Embrace the messiness of parenting and find home, faith and family with author and Focus on the Family President Jim Daly.

Unmet Expectations Teach Us to Invite God on the Journey

Every time I hike, I invite God to walk with me. However, Jesus doesn’t want to be involved in our lives only when we need something or are facing a challenge. He wants to walk every moment of every day with us. We need to invite him to do so. Just like any relationship that we have in our lives — with our spouse, our parents, our kids, or our friends — we need to invest time and energy in nurturing that relationship. We need to read God’s love letters to us in His Word and talk to Him in prayer. 

Inviting God to walk with us on life’s journey can help us to give up a lot of stress. I often imagine life as a hike — I have no idea what the trail is like or where it leads, but God knows every step. How frustrated am I going to be if I try to guide when I haven’t even read the map? Instead, trusting God to lead me through the valleys and peaks will relieve me of a lot of stress. When we focus on God and not the challenges in front of us, our perspective shifts. Expecting the unexpected gives us so much freedom.

Words To Live By

Isaiah 26:3 reminds us, “You keep him in perfect peace whose mind is stayed on you because he trusts in You.” 

Morgan Harper Nichols once said, “Perhaps He is shaping you to fix your eyes on things above, so you will be reminded over and over of His love, His promises, and no matter what happens, there is still more to come.”

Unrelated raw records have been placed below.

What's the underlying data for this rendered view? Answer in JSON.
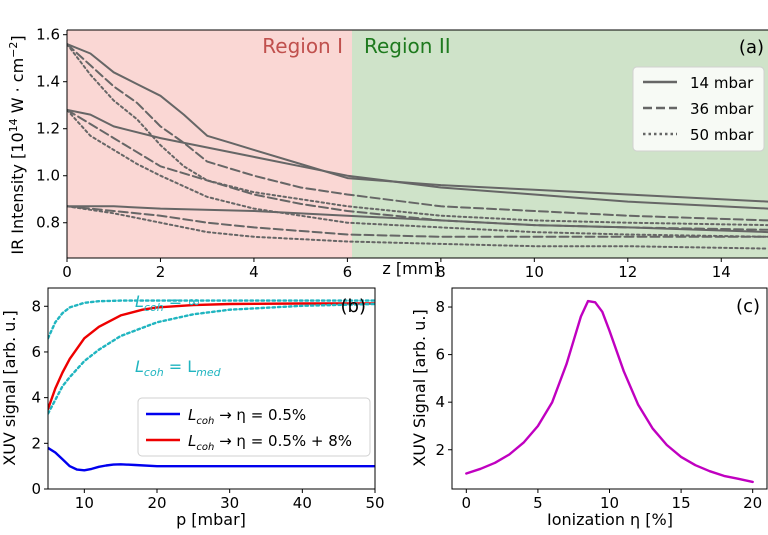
{
  "chart_data": [
    {
      "panel": "(a)",
      "type": "line",
      "xlabel": "z [mm]",
      "ylabel_parts": [
        "IR Intensity [10",
        "14",
        " W · cm",
        "−2",
        "]"
      ],
      "xlim": [
        0,
        15
      ],
      "ylim": [
        0.65,
        1.62
      ],
      "xticks": [
        "0",
        "2",
        "4",
        "6",
        "8",
        "10",
        "12",
        "14"
      ],
      "yticks": [
        "0.8",
        "1.0",
        "1.2",
        "1.4",
        "1.6"
      ],
      "regions": [
        {
          "label": "Region I",
          "from": 0,
          "to": 6,
          "fill": "#fad7d4",
          "color": "#c0504d"
        },
        {
          "label": "Region II",
          "from": 6,
          "to": 15,
          "fill": "#cfe3c9",
          "color": "#1e7a1e"
        }
      ],
      "line_color": "#666666",
      "legend": {
        "position": "top-right",
        "entries": [
          {
            "label": "14 mbar",
            "dash": "solid"
          },
          {
            "label": "36 mbar",
            "dash": "dashed"
          },
          {
            "label": "50 mbar",
            "dash": "dotted"
          }
        ]
      },
      "series": [
        {
          "name": "14 mbar",
          "dash": "solid",
          "x": [
            0,
            0.5,
            1,
            1.5,
            2,
            2.5,
            3,
            3.5,
            4,
            5,
            6,
            8,
            10,
            12,
            15
          ],
          "y": [
            1.56,
            1.52,
            1.44,
            1.39,
            1.34,
            1.26,
            1.17,
            1.14,
            1.11,
            1.05,
            0.99,
            0.96,
            0.94,
            0.92,
            0.89
          ]
        },
        {
          "name": "14 mbar",
          "dash": "solid",
          "x": [
            0,
            0.5,
            1,
            2,
            3,
            4,
            5,
            6,
            8,
            10,
            12,
            15
          ],
          "y": [
            1.28,
            1.26,
            1.21,
            1.16,
            1.12,
            1.08,
            1.04,
            1.0,
            0.95,
            0.92,
            0.89,
            0.86
          ]
        },
        {
          "name": "14 mbar",
          "dash": "solid",
          "x": [
            0,
            1,
            2,
            4,
            6,
            8,
            10,
            12,
            15
          ],
          "y": [
            0.87,
            0.87,
            0.86,
            0.85,
            0.83,
            0.81,
            0.79,
            0.78,
            0.76
          ]
        },
        {
          "name": "36 mbar",
          "dash": "dashed",
          "x": [
            0,
            0.5,
            1,
            1.5,
            2,
            2.5,
            3,
            4,
            5,
            6,
            8,
            10,
            12,
            15
          ],
          "y": [
            1.56,
            1.47,
            1.38,
            1.31,
            1.21,
            1.14,
            1.06,
            1.0,
            0.95,
            0.92,
            0.87,
            0.85,
            0.83,
            0.81
          ]
        },
        {
          "name": "36 mbar",
          "dash": "dashed",
          "x": [
            0,
            0.5,
            1,
            1.5,
            2,
            3,
            4,
            5,
            6,
            8,
            10,
            12,
            15
          ],
          "y": [
            1.28,
            1.22,
            1.16,
            1.1,
            1.04,
            0.98,
            0.92,
            0.88,
            0.85,
            0.81,
            0.79,
            0.78,
            0.77
          ]
        },
        {
          "name": "36 mbar",
          "dash": "dashed",
          "x": [
            0,
            1,
            2,
            3,
            4,
            6,
            8,
            10,
            12,
            15
          ],
          "y": [
            0.87,
            0.85,
            0.83,
            0.8,
            0.78,
            0.75,
            0.74,
            0.74,
            0.74,
            0.74
          ]
        },
        {
          "name": "50 mbar",
          "dash": "dotted",
          "x": [
            0,
            0.5,
            1,
            1.5,
            2,
            2.5,
            3,
            4,
            5,
            6,
            8,
            10,
            12,
            15
          ],
          "y": [
            1.56,
            1.43,
            1.32,
            1.24,
            1.13,
            1.04,
            0.98,
            0.93,
            0.9,
            0.87,
            0.83,
            0.81,
            0.8,
            0.79
          ]
        },
        {
          "name": "50 mbar",
          "dash": "dotted",
          "x": [
            0,
            0.5,
            1,
            1.5,
            2,
            3,
            4,
            5,
            6,
            8,
            10,
            12,
            15
          ],
          "y": [
            1.28,
            1.17,
            1.11,
            1.05,
            1.0,
            0.91,
            0.86,
            0.83,
            0.8,
            0.78,
            0.76,
            0.75,
            0.74
          ]
        },
        {
          "name": "50 mbar",
          "dash": "dotted",
          "x": [
            0,
            1,
            2,
            3,
            4,
            6,
            8,
            10,
            12,
            15
          ],
          "y": [
            0.87,
            0.84,
            0.8,
            0.76,
            0.74,
            0.72,
            0.71,
            0.7,
            0.7,
            0.69
          ]
        }
      ]
    },
    {
      "panel": "(b)",
      "type": "line",
      "xlabel": "p [mbar]",
      "ylabel": "XUV signal [arb. u.]",
      "xlim": [
        5,
        50
      ],
      "ylim": [
        0,
        8.8
      ],
      "xticks": [
        10,
        20,
        30,
        40,
        50
      ],
      "yticks": [
        0,
        2,
        4,
        6,
        8
      ],
      "legend": {
        "position": "bottom-center",
        "entries": [
          {
            "label_parts": [
              "L",
              "coh",
              " → η = 0.5%"
            ],
            "color": "#0000ee"
          },
          {
            "label_parts": [
              "L",
              "coh",
              " → η = 0.5% + 8%"
            ],
            "color": "#ee0000"
          }
        ]
      },
      "annotations": [
        {
          "text_parts": [
            "L",
            "coh",
            " = ∞"
          ],
          "color": "#20b5c0"
        },
        {
          "text_parts": [
            "L",
            "coh",
            " = L",
            "med"
          ],
          "color": "#20b5c0"
        }
      ],
      "series": [
        {
          "id": "blue",
          "color": "#0000ee",
          "dash": "solid",
          "x": [
            5,
            6,
            7,
            8,
            9,
            10,
            11,
            12,
            13,
            14,
            15,
            17,
            20,
            25,
            30,
            40,
            50
          ],
          "y": [
            1.8,
            1.6,
            1.3,
            1.0,
            0.85,
            0.82,
            0.88,
            0.97,
            1.03,
            1.07,
            1.08,
            1.05,
            1.0,
            1.0,
            1.0,
            1.0,
            1.0
          ]
        },
        {
          "id": "red",
          "color": "#ee0000",
          "dash": "solid",
          "x": [
            5,
            6,
            7,
            8,
            10,
            12,
            15,
            18,
            20,
            25,
            30,
            40,
            50
          ],
          "y": [
            3.5,
            4.4,
            5.1,
            5.7,
            6.6,
            7.1,
            7.6,
            7.85,
            7.95,
            8.05,
            8.1,
            8.12,
            8.12
          ]
        },
        {
          "id": "cyan-upper",
          "color": "#20b5c0",
          "dash": "dotted",
          "x": [
            5,
            6,
            7,
            8,
            10,
            12,
            15,
            20,
            30,
            50
          ],
          "y": [
            6.6,
            7.3,
            7.7,
            7.95,
            8.15,
            8.22,
            8.25,
            8.25,
            8.25,
            8.25
          ]
        },
        {
          "id": "cyan-lower",
          "color": "#20b5c0",
          "dash": "dotted",
          "x": [
            5,
            6,
            7,
            8,
            10,
            12,
            15,
            20,
            25,
            30,
            40,
            50
          ],
          "y": [
            3.3,
            3.9,
            4.5,
            4.9,
            5.6,
            6.1,
            6.7,
            7.3,
            7.65,
            7.85,
            8.02,
            8.1
          ]
        }
      ]
    },
    {
      "panel": "(c)",
      "type": "line",
      "xlabel": "Ionization η [%]",
      "ylabel": "XUV Signal [arb. u.]",
      "xlim": [
        -1,
        21
      ],
      "ylim": [
        0.35,
        8.8
      ],
      "xticks": [
        0,
        5,
        10,
        15,
        20
      ],
      "yticks": [
        2,
        4,
        6,
        8
      ],
      "series": [
        {
          "id": "magenta",
          "color": "#c000c0",
          "dash": "solid",
          "x": [
            0,
            1,
            2,
            3,
            4,
            5,
            6,
            7,
            7.5,
            8,
            8.5,
            9,
            9.5,
            10,
            11,
            12,
            13,
            14,
            15,
            16,
            17,
            18,
            19,
            20
          ],
          "y": [
            1.0,
            1.2,
            1.45,
            1.8,
            2.3,
            3.0,
            4.0,
            5.6,
            6.6,
            7.6,
            8.25,
            8.2,
            7.8,
            7.0,
            5.3,
            3.9,
            2.9,
            2.2,
            1.7,
            1.35,
            1.1,
            0.9,
            0.78,
            0.65
          ]
        }
      ]
    }
  ]
}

Do we trust Him to keep us safe on the journey? Even though we may find ourselves bushwhacking through the forest, do we trust that He will get us through? Do we trust God enough to hand over the unmet expectations that weigh us down like a rock in our backpacks? Regardless of if our disappointments are minor or grieve us deeply, God is with us every step of the way.  

So here’s the question: Do you want a life that is safe, predictable, and goes by the book? Or do you want a story that pushes you to rely on God?

Teaching Our Kids to Expect the Unexpected

Not only is it essential for us to learn to live with expectancy, but we have the opportunity to teach our kids to do the same. The attitude of expectancy will impact how they handle things that don’t go their way or according to their life plan. As they try to navigate the twists and turns of life and figure out who God has called them to be, our kids must trust God to lead them. They will need to expect the unexpected, and learn to let go of those expectations that they have created, or that society has created, for themselves. An attitude of anticipation for the future creates flexibility and will help our kids remember that God’s plans are far greater than our imaginations.  

We also have the opportunity to teach our kids how to roll with the tides by teaching them some words to use when they are thinking about life. For instance, using words like “should” solidifies expectations in our kids’ minds. It sets in concrete the way they believe life should go. For instance, if a child says, “My science fair project should win first prize,” they are going to be sorely disappointed if they take second place. Instead, if we teach our kids to see the world through the lens of things that “could” happen, they set down the expectations and open themselves to seeing different opportunities. For example, “I could be the first chair violin in the orchestra at school, or I could be the second chair and help support the other musicians.” The words we use can have a tremendous impact on our kids’ mindsets and expectations.

Moving Forward 

2020 has been a year where many expectations have shattered. We’ve all been forced to roll with the ebb and flow of the ever-changing tides and expect the unexpected. We can choose to cling to our expectations of how life should look or let go and learn to live with anticipation. God has been actively working on my heart in this area this year and, chances are, you are feeling Him tug your heartstrings too. He wants you to give your unmet expectations to Him and trust Him with every nuance of your life — both big and small. He is inviting you to take the journey through life with Him. Remember David’s prayer as you start each day: “In the morning, Lord, you hear my voice. In the morning I lay my requests before you and wait expectantly” (Psalm 5:3, NIV).